Per questo motivo si sta valutando la possibilità di consentire la regolarizzazione del contante con un pagamento a forfait che, però, potrebbe non trovare favore presso l’Unione Europea. Inoltre, puntualizza l’avvocato, “c’è il concreto rischio che la Voluntary Disclosure venga utilizzata per ripulire il denaro sporco, in barba alle disposizioni antiriciclaggio. Dall’altro lato, la regolarizzazione consentirebbe la messa in circolazione di ingenti somme di denaro che, secondo il Procuratore capo della Repubblica di Milano, Francesco Greco, potrebbe oscillare tra i 150 e i 200 miliardi di euro, parlando del solo denaro contante”.

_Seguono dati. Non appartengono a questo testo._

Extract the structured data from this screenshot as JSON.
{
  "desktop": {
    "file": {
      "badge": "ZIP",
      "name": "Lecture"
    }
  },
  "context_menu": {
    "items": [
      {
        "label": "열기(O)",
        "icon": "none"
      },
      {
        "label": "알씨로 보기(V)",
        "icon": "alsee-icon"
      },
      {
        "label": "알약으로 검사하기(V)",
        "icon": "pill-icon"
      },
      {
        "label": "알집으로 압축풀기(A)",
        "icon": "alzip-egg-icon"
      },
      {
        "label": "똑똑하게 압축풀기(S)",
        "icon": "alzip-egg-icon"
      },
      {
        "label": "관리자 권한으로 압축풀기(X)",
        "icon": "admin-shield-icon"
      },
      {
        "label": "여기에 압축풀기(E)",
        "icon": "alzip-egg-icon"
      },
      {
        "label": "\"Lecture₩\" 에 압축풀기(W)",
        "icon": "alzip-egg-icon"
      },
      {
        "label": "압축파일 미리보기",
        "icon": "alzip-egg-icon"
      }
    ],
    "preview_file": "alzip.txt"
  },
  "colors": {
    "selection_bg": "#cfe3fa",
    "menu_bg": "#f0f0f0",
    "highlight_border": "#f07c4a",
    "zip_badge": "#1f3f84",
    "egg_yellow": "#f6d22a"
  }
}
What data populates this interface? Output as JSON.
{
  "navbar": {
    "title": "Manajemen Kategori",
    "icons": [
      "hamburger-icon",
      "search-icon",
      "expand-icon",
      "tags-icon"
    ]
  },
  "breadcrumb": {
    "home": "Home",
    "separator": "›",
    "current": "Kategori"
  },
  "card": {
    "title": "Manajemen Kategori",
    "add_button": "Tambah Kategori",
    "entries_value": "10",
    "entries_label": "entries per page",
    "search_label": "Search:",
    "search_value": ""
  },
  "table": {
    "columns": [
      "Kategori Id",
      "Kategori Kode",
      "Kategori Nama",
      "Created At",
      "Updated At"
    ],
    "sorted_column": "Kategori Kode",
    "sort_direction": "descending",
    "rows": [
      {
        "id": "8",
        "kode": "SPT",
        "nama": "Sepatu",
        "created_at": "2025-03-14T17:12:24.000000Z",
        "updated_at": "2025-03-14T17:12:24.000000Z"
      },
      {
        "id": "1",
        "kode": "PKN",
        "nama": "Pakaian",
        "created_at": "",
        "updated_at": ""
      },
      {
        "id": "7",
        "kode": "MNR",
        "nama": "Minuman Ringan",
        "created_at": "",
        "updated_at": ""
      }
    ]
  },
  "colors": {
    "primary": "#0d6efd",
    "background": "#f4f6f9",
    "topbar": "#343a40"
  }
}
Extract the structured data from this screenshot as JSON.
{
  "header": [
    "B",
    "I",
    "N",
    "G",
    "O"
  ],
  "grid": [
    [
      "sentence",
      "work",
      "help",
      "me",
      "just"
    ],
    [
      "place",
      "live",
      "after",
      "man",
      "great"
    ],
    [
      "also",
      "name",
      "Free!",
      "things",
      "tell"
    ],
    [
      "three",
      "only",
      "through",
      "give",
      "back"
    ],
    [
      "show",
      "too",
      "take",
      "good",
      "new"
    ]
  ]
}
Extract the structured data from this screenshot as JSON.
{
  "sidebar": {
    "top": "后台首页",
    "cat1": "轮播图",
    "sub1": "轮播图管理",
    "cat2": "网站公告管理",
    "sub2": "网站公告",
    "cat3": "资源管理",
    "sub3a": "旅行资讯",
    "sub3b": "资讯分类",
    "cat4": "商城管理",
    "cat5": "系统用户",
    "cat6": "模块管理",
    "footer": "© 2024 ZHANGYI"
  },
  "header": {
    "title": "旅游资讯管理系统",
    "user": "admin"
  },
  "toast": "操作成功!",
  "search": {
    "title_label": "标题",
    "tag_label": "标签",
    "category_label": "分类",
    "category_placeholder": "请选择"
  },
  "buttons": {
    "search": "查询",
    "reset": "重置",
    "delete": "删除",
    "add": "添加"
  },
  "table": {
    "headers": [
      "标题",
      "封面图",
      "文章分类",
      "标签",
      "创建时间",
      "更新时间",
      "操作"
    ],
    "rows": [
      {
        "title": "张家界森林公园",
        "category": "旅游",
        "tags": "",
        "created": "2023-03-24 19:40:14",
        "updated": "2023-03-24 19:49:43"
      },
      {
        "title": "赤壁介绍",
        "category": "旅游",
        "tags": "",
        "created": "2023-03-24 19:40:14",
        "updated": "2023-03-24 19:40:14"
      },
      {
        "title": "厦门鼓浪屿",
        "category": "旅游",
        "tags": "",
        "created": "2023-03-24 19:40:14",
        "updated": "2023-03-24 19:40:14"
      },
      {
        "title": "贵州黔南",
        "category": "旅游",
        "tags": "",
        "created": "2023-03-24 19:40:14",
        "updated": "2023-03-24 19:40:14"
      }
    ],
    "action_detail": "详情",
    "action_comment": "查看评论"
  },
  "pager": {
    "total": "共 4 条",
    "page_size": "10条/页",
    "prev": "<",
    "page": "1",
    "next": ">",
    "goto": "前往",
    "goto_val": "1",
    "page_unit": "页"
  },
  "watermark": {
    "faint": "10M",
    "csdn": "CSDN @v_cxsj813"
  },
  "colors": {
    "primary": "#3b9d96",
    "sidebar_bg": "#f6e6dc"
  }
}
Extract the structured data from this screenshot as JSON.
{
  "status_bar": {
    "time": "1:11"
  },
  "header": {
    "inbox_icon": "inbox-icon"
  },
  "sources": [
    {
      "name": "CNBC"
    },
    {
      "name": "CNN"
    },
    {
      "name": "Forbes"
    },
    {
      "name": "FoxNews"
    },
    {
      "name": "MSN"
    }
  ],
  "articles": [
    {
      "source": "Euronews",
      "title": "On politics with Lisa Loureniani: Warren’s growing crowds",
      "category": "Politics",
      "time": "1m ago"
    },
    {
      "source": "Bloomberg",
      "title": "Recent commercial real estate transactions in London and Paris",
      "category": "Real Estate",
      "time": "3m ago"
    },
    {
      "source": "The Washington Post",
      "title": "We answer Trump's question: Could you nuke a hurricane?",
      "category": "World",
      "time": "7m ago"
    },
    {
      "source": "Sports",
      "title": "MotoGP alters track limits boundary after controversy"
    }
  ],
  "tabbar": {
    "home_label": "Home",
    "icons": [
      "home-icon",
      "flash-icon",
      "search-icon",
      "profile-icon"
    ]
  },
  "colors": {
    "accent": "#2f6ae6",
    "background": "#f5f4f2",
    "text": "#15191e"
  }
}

Si tratta di un scelta difficile visti i pericoli di ripulire il denaro sporco. Però alla fine “qualcosa andrà deciso, perché altrimenti si rischia il fallimento di questa procedura”.
Per concludere l’avvocato cita una frase attribuita a Theodore Roosevelt: “Quando devi decidere, la migliore scelta che puoi fare è quella giusta, la seconda migliore è quella sbagliata, la peggiore di tutte è non decidere”.